Before closing this section, it is worth briefly discussing the running time and parameters selection of the proposed method, see Table 4. Note that the time complexity is \(\mathcal{O}(n_{\hat{\textbf{b}}}\varepsilon ^{2}lw)\) and \(\mathcal{O}(n_{\hat{\textbf{b}}}\varepsilon ^{3}lwh)\) for 2D and 3D images, respectively. For the 2D case, the number of directions \(n_{\hat{\textbf{b}}}\) is proportional to half of the circumference of the circle with \(\varepsilon \) as the diameter, i.e. \(\pi \varepsilon /2\). For the 3D case, it is proportional to half of the surface area of the equivalent sphere, i.e. \(\pi \varepsilon ^{2}/2\). When images are filtered with a greater \(\varepsilon \) value, the number of directions could potentially be reduced as if filtering a downsized image, decreasing the running time by several folds.

Table 4 Running time and parameters used of the proposed orientation field transform on each test image

7 Conclusion

An orientation field-based 3D orientation field transform was proposed and experimented with for the curve enhancement, with segmentation as a by-product. Thorough experiments and comparisons on synthetic and real-world data (e.g. a liquid crystal) demonstrated that the proposed 3D orientation field transform does enhance curves selectively and effectively, even in images having very low signal-to-noise ratios that pre-existing image enhancement algorithms are not known to be useful on. Its modular design also makes it possible for experimentation with other types of images to achieve the best results. Although this is a top-down processing transform, it involves only a few computational steps, and hence would serve as an ideal candidate as a preliminary filter. In consequence, the combination of the maximum, mean and absolute deviation of line integrals and alignment integrals was found to be an effective 3D orientation field transform for extremely challenging synthetic and real-world images.
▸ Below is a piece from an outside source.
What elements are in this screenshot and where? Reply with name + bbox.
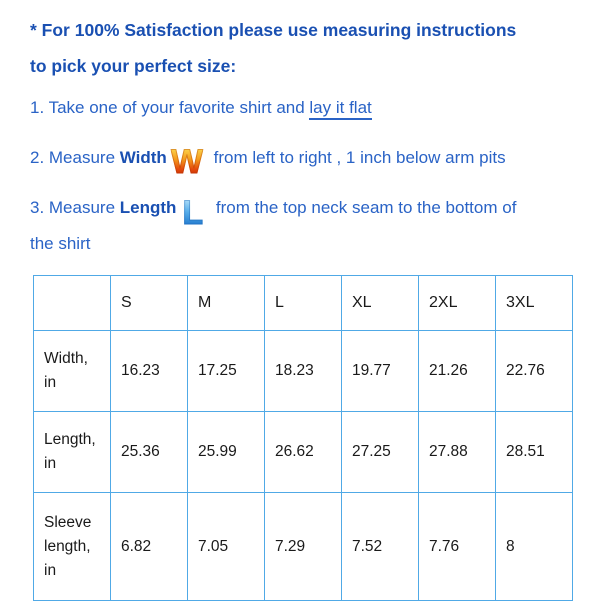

Furthermore, the proposed method can naturally tackle any number of dimensions.

Critical future work may follow the investigation of the impact of the single parameter \(\varepsilon \) on the performance of the proposed method, the incorporation of multi-scale features to the algorithm and the study of delineating closely packed curves. The pursuit of finding synergies between the 3D orientation field transform and other different algorithms (e.g. for vascular enhancement, segmentation and detection) is of great interest. Moreover, it is also worth investigating the use of the 3D orientation field transform in improving machine learning pipelines and in more applications.